Capítulo 301

“Te dejaré con tu trabajo entonces”.

La abuela May no ocupaba demasiado del tiempo de su nieto.

Después de la llamada telefónica, Zachary puso su teléfono sobre el escritorio y se recostó contra su silla giratoria negra mientras apoyaba su codo derecho contra el brazo de la silla para que su mano rozara su barbilla. Su barbilla se sentía espinosa. Era hora de afeitarse.

Elisa y su esposa se llevaban bien.

¿Debería encontrar una manera de arruinar su relación?

Las chicas se convertirían en mejores amigas a este ritmo. Elisa estaba obligada a descubrir que Serenity era su rival amorosa cuando Zachary le contó los frijoles a Serenity sobre su identidad. La rabia llevaría a Elisa a desquitarse con Serenity ya que la primera no podría dejarlo ir.

Con Zachary cerca, no permitiría que Elisa dañara a Serenity.

Zachary contempló por un momento antes de renunciar a ese pensamiento.

No era alguien que no pudiera proteger a su esposa. ¿Por qué debería tener miedo de Elisa?

Las chicas deberían vincularse como quisieran. Solo le haría bien a Serenity llevarse bien con Elisa. Al menos, Elisa iría a batear por ella.

La gente pensaría que era Elisa quien dirigía las cosas.

detrás de la escena en lugar de él. Ayudó a su propósito de permanecer de incógnito.

Zachary se negó a admitir que no tenía control sobre el círculo de amigos de Serenity.

“Lo lamento. La forma en que te comportas no va con nuestra marca. Es posible que desee buscar en otra parte”.

Antes de que Liberty pudiera sentarse, la entrevistadora con una figura esbelta le devolvió a Liberty su currículum mientras miraba a Liberty con desdén.

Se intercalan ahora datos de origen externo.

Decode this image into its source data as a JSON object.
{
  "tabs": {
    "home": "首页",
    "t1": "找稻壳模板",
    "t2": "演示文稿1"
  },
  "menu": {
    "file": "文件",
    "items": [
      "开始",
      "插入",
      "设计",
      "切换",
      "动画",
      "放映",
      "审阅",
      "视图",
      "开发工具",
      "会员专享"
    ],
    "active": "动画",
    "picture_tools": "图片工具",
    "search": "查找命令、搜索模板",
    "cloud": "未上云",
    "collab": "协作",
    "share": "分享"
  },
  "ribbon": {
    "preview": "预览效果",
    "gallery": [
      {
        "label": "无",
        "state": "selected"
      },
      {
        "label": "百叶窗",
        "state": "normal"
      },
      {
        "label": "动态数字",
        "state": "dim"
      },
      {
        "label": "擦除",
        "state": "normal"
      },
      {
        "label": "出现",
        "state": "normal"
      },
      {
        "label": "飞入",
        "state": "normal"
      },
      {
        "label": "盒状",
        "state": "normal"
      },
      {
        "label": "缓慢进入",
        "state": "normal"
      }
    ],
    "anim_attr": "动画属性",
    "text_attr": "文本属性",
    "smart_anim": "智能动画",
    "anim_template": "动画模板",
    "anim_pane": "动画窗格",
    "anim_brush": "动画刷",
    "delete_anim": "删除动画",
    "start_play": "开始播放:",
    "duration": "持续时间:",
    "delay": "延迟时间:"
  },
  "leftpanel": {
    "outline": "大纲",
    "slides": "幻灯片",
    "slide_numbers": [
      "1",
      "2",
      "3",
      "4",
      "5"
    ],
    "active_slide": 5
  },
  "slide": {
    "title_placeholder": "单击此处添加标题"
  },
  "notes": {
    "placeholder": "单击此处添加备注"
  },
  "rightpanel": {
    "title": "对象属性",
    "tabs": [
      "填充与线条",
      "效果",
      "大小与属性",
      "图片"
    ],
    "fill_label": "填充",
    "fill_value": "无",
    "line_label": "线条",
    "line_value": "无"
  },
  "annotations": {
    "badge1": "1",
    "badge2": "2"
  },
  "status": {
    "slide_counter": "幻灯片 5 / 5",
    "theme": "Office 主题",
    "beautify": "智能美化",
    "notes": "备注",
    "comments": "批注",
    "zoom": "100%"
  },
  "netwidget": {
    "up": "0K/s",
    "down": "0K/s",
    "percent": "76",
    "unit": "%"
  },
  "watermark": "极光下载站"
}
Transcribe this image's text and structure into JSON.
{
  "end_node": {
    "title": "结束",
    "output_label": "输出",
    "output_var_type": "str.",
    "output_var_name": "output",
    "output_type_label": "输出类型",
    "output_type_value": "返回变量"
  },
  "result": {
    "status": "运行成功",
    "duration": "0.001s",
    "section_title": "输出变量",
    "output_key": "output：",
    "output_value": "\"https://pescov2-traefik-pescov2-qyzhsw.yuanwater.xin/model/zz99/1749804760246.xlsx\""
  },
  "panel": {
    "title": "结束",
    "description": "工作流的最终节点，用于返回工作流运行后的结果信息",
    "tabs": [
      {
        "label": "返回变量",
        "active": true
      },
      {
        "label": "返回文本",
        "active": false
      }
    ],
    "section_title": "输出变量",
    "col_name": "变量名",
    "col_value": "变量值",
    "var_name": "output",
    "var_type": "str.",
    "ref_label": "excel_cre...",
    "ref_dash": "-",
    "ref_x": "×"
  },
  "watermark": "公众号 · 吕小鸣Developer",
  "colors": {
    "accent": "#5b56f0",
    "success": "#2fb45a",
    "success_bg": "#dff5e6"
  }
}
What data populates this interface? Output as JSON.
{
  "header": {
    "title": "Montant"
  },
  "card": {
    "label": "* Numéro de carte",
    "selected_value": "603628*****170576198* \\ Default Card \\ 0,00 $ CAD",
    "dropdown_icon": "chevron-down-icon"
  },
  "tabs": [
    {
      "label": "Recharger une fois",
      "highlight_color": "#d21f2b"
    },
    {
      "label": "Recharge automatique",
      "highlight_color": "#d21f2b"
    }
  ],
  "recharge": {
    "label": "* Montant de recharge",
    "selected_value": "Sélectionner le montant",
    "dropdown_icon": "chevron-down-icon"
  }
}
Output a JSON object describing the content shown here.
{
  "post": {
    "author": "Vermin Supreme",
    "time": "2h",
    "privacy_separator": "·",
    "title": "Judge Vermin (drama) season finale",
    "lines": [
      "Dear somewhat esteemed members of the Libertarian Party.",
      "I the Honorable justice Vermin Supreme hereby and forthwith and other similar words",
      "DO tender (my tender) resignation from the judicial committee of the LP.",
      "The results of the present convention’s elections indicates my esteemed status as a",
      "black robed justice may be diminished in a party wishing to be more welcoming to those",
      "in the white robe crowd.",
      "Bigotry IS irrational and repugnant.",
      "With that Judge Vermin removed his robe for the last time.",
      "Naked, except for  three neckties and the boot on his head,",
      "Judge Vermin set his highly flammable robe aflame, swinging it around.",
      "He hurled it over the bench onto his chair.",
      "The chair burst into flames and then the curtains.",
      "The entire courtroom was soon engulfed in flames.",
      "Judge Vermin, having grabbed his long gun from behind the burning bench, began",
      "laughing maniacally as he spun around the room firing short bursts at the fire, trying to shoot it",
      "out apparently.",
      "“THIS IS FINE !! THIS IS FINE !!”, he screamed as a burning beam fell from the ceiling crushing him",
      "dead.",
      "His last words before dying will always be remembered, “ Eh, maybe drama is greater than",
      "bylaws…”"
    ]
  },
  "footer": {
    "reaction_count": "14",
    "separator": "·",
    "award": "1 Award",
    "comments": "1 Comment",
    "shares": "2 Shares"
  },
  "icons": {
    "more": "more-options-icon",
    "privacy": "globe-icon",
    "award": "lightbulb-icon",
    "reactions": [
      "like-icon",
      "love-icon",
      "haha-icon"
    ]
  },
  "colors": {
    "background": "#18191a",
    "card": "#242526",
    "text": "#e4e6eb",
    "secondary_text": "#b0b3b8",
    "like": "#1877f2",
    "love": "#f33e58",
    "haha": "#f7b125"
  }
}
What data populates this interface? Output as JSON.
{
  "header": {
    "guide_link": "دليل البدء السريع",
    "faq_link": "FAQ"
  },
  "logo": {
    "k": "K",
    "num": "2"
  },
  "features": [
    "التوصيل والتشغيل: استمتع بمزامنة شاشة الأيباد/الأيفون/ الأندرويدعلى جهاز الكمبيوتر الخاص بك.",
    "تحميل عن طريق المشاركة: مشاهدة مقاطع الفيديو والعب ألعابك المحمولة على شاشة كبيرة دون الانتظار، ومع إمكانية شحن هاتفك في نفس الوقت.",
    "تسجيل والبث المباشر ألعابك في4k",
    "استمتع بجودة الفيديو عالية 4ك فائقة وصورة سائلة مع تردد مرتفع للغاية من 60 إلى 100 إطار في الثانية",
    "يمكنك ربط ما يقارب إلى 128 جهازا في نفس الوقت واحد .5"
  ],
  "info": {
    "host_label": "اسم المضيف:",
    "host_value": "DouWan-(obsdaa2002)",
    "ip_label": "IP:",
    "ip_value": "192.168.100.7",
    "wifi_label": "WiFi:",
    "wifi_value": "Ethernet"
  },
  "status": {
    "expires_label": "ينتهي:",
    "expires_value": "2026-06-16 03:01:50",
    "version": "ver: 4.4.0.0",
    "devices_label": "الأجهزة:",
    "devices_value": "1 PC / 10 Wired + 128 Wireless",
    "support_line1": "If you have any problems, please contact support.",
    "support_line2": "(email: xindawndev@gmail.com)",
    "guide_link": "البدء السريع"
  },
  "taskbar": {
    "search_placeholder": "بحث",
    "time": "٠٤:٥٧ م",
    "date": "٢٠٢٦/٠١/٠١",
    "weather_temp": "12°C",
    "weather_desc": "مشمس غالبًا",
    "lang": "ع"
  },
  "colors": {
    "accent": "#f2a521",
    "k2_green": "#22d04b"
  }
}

Estupefacta al principio, Liberty pronto se sonrojó cuando tomó su currículum de la mujer.

De las muchas entrevistas que tuvo, este entrevistador fue el más directo al decir que su apariencia no se ajustaba al puesto vacante.

Solo estaba solicitando un puesto de secretaria administrativa en el departamento de finanzas. Como alguien que había llegado a un puesto de directora, Liberty había puesto la mira baja, pero aun así fue rechazada.

Al analizar su currículum, Liberty forzó una sonrisa y le preguntó al entrevistador: “¿Puedo preguntar por qué mi imagen no es lo que la empresa está buscando?”.

La mujer miró fijamente su cintura gruesa y respondió: “Ya que preguntaste, voy a ser honesta. Aunque no tenemos

altas expectativas para los empleados de finanzas más que las que tenemos para los recepcionistas, mire usted. Debes tener al menos dos

cien libras de peso. Apuesto a que te cuesta caminar con ese peso. ¿Cómo pudiste engullirte?

C

Liberty se puso roja en la cara. Un rato después, preguntó en

anticipación, “Me mantendré al día con la pérdida de peso. Señorita, realmente necesito un trabajo. ¿Me puede dar una oportunidad? Tengo la experiencia para manejar bien el trabajo.”

Parecía que hoy en día la gente en busca de trabajo estaba avergonzada.

“Es asunto tuyo perder peso. Solo tenemos una vacante, pero hay muchos candidatos que son mucho mejores que tú. Tenemos mucha gente para elegir”.

Claro, la gorda era directora financiera y tenía experiencia más que suficiente, pero llevaba años sin trabajo. Además, tenía un niño de dos años en casa. ¿Quién sabía si la gorda iba a tener un segundo hijo?

Tal vez la mujer gorda quedaría embarazada un par de meses después de empezar el trabajo. La empresa no podría despedirla y quedarse con el pago de su licencia de maternidad.

Además, había muchos solicitantes después de cualquier posición en

Lewis y compañía

No era como si la empresa no pudiera ocupar el puesto, ya que no les faltaban candidatos talentosos. El entrevistador no tenía

relación con la gorda, por lo que la primera no tenía obligación ni necesidad de contratar a la segunda.

Liberty sabía que la entrevista había sido un fiasco. No pudo contenerse ante la idea de que la mujer la rechazaba por su tamaño. Liberty dijo: “Su empresa no durará mucho con empleados como usted que juzgan a las personas por su apariencia.

“Sí, estoy gordo, pero ¿quién puede decir que los gordos no pueden trabajar? Lo estás haciendo como si fuera un concurso de belleza cuando estás contratando para un puesto administrativo. Bien. Hazlo a tu manera. No me importa.”

Habiendo sido puesta en su lugar, la mujer se puso furiosa y señaló la puerta mientras le gritaba a Liberty: “¡Tú, vaca gorda! ¡Sal de aquí! ¿Y qué si creo que estás gordo? ¿Y qué si me niego a contratarte?